Olshey praised Hammon, who has been with the Spurs as an assistant under Gregg Popovich for seven seasons. At one point, Hammon was said to be the favorite of Jody Allen, owner of the Blazers and sister of the late Paul Allen.
“We absolutely admire Becky. She did a great job. Obviously, making it as far as the ownership level of an interview process isn’t easy,” Olshey said. “If you start with 20, we narrowed it down to about six or seven we did Zooms with as kind of a second round, and then she made it all the way to the ownership level, which is really an endorsement of just how far she’s come and how close she is to being a head coach.
“This was a diverse list of candidates,” he added. “We felt like we were in an equitable search.”
Over the course of his career, Billups played for Boston, Toronto, Denver, Minnesota, Detroit, New York and the Clippers.

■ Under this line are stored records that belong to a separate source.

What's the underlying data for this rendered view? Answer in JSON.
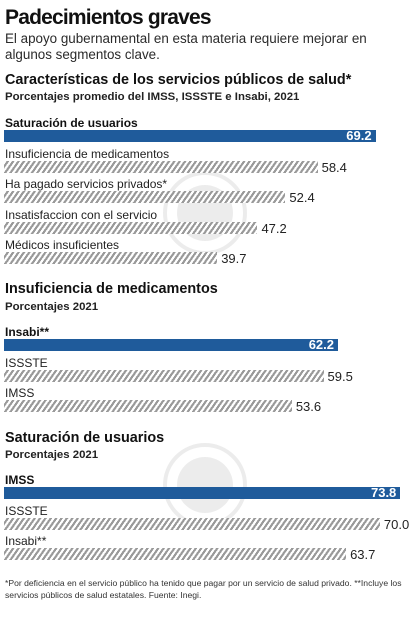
{
  "header": {
    "title": "Padecimientos graves",
    "subtitle": "El apoyo gubernamental en esta materia requiere mejorar en algunos segmentos clave."
  },
  "colors": {
    "highlight": "#1f5b9b",
    "hatch": "#9a9a9a"
  },
  "chart_data": [
    {
      "type": "bar",
      "orientation": "horizontal",
      "title": "Características de los servicios públicos de salud*",
      "subtitle": "Porcentajes promedio del IMSS, ISSSTE e Insabi, 2021",
      "categories": [
        "Saturación de usuarios",
        "Insuficiencia de medicamentos",
        "Ha pagado servicios privados*",
        "Insatisfaccion con el servicio",
        "Médicos insuficientes"
      ],
      "values": [
        69.2,
        58.4,
        52.4,
        47.2,
        39.7
      ],
      "value_labels": [
        "69.2",
        "58.4",
        "52.4",
        "47.2",
        "39.7"
      ],
      "highlight_index": 0
    },
    {
      "type": "bar",
      "orientation": "horizontal",
      "title": "Insuficiencia de medicamentos",
      "subtitle": "Porcentajes 2021",
      "categories": [
        "Insabi**",
        "ISSSTE",
        "IMSS"
      ],
      "values": [
        62.2,
        59.5,
        53.6
      ],
      "value_labels": [
        "62.2",
        "59.5",
        "53.6"
      ],
      "highlight_index": 0
    },
    {
      "type": "bar",
      "orientation": "horizontal",
      "title": "Saturación de usuarios",
      "subtitle": "Porcentajes 2021",
      "categories": [
        "IMSS",
        "ISSSTE",
        "Insabi**"
      ],
      "values": [
        73.8,
        70.0,
        63.7
      ],
      "value_labels": [
        "73.8",
        "70.0",
        "63.7"
      ],
      "highlight_index": 0
    }
  ],
  "footnote": "*Por deficiencia en el servicio público ha tenido que pagar por un servicio de salud privado. **Incluye los servicios públicos de salud estatales. Fuente: Inegi."
}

Known as “Mr. Big Shot,” he was MVP of the 2004 NBA Finals after leading the Pistons to a title.
This season with the Clippers is his lone coaching experience.
Olshey, who as former GM of the Clippers claimed Billups off waivers in 2011, addressed Billups’ lack of coaching credentials. He believes Billups has potential, plus thinks he will mesh well with Blazers guards Damian Lillard and CJ McCollum.
“Chauncey checked a lot of the boxes. We were looking for leadership, he’s renowned as one of the great leaders we’ve had in the NBA. He’s a Hall of Fame point guard … obviously our two best players are guards like Chauncey. He can relate to them,” Olshey said. “He’s got the presence to hold guys accountable and Chauncey and I have some history as well, we go back beyond our relationship with the Clippers.”
The Blazers parted ways with former coach Terry Stotts shortly after the team was eliminated by the Denver Nuggets in the opening round of the playoffs.
Stotts coached the Blazers for nine seasons, taking them to the playoffs in the last eight. But Portland failed to advance past the first round in four of the last five years.